We are not enough, so Jesus had to be.
The
cross tells no lies. It is the place where we admit our mortality, our
brokenness, and our inability to choose rightly. We come here not because it’s
the place we want to be, but because it is the only honest place left for us
when all else turns out to be a lie. This is the low point of human history, and
it is the most relatable for all of us. Because the cross does not gloss over
true suffering. It does not minimize genocide, or starvation, or AIDS, or
cancer, or car accidents, or war, or you name it. The cross takes it all; it
lives in those moments, and it does not say, “Cheer up. It will get better.”

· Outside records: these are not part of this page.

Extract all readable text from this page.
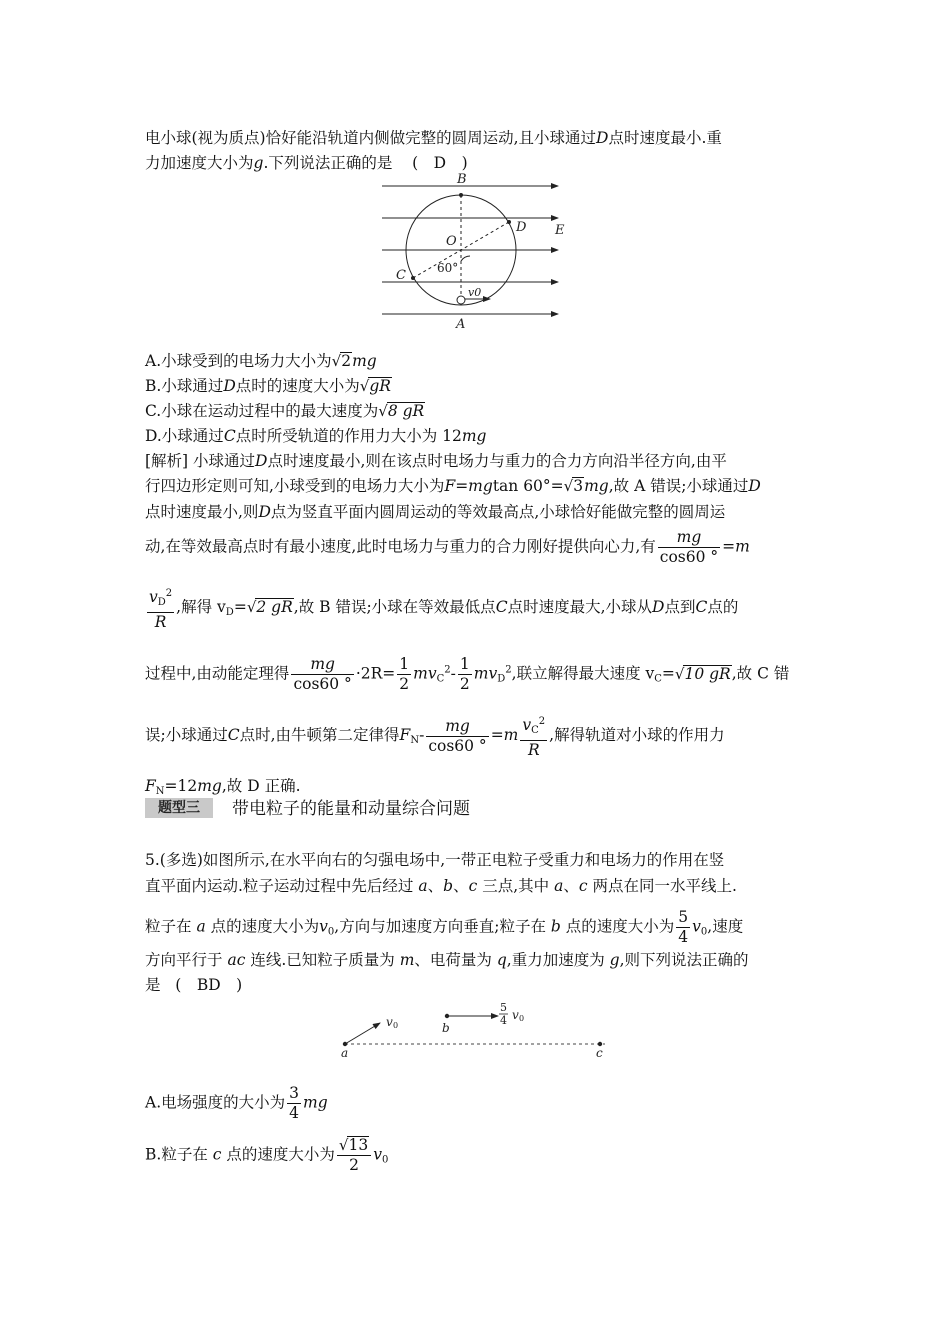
电小球(视为质点)恰好能沿轨道内侧做完整的圆周运动,且小球通过D点时速度最小.重
力加速度大小为g.下列说法正确的是 (　D　)
B
D E
O
C
A
v0
60°
A.小球受到的电场力大小为√2mg
B.小球通过D点时的速度大小为√gR
C.小球在运动过程中的最大速度为√8 gR
D.小球通过C点时所受轨道的作用力大小为 12mg
[解析] 小球通过D点时速度最小,则在该点时电场力与重力的合力方向沿半径方向,由平
行四边形定则可知,小球受到的电场力大小为F=mgtan 60°=√3mg,故 A 错误;小球通过D
点时速度最小,则D点为竖直平面内圆周运动的等效最高点,小球恰好能做完整的圆周运
动,在等效最高点时有最小速度,此时电场力与重力的合力刚好提供向心力,有 $\frac{mg}{\cos 60 ^\circ} =m$
$\frac{v_D^2}{R}$ ,解得 $v_D=√2$ gR,故 B 错误;小球在等效最低点C点时速度最大,小球从D点到C点的
过程中,由动能定理得 $\frac{mg}{\cos 60 ^\circ} \cdot 2R= \frac{1}{2} mv_C^2- \frac{1}{2} mv_D^2$,联立解得最大速度 $v_C=√10$ gR,故 C 错
误;小球通过C点时,由牛顿第二定律得$F_N- \frac{mg}{\cos 60 ^\circ} =m \frac{v_C^2}{R}$ ,解得轨道对小球的作用力
$F_N=12mg$,故 D 正确.
题型三	带电粒子的能量和动量综合问题
5.(多选)如图所示,在水平向右的匀强电场中,一带正电粒子受重力和电场力的作用在竖
直平面内运动.粒子运动过程中先后经过 a、b、c 三点,其中 a、c 两点在同一水平线上.
粒子在 a 点的速度大小为$v_0$,方向与加速度方向垂直;粒子在 b 点的速度大小为 $\frac{5}{4} v_0$,速度
方向平行于 ac 连线.已知粒子质量为 m、电荷量为 q,重力加速度为 g,则下列说法正确的
是 (　BD　)
a
b
c
v	v
0
0
5
4
A.电场强度的大小为 $\frac{3}{4}$ mg
B.粒子在 c 点的速度大小为 $\frac{√13}{2} v_0$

Instead, it is the place where our Savior dies with us.
Jesus
didn’t come to make you better. Jesus came to die with you.
That
is the foundational principle of the Christian faith, and it’s really hard to
say out loud, because it will never go well on a Hallmark card. The Christian
faith is not a big comeback story. Jesus was not down 41-0 with 2 minutes left
in the 4th quarter and made an impossible. No, for Jesus it was game
over. Instead of a comeback story, the cross is the pivot point on which the
universe spins around, and nothing is as it seems. Death meet new life. Sadness
meet joy. This is what happens at the cross. It is a weight that pulls us into
the depths of the human experience, because God has gone their first.
Unlike
every other faith tradition I know of, the Christian faith is proved not in
terms of glory but in terms of suffering. To suffer is to be human, and that’s where
God promises to meet us. Today is good not because it is painless. It is as
painful as you can imagine. No, today is good, because it’s the day—above all
other days—that is completely honest. The only one. Because the cross tells no
lies; it says, “You sinner, come and die.” And that’s a downer; it has to be.
Memento
mori, says the cross. Remember that you
will die. And, yet, this is not the last word. The Christian faith takes us
not only to the cross but through it; not only to death but through it. Jesus
isn’t just waiting on the other side; he’s gone there first. Not only is the
cross the only thing willing to tell you how it is, it is also unavoidable,
which means you are being pulled toward suffering and death not without reason.
Jesus
meets you there with a promise of something more. You can’t understand the
power of Easter without the crucifixion. We try. People avoid this day like the
plague. They just don’t know how to deal with it, and it’s too bad for them,
because Easter will never mean what it does without the cross. And you can’t
fake it—you can’t have only one or the other. The cross gives Easter it’s
weight, and it the source of its glory.
Every
statement we make, and every stance we take, should honor this. We should
understand the depths of suffering in the world, because the cross is not just
some theoretical principle. It is there for real world problems that we’ve got,
and others have got—perhaps even worse than us. Every belief we hold should
stand up to the darkest night, because it is built on a foundation of a God who
has been there first. And every path that leads us through life should be
honest enough to know where it ends.
Each of us
awaits our own cross. And only then, when we have admitted our own brokenness
and insufficiency, will we meet the spark of a new day and what comes next.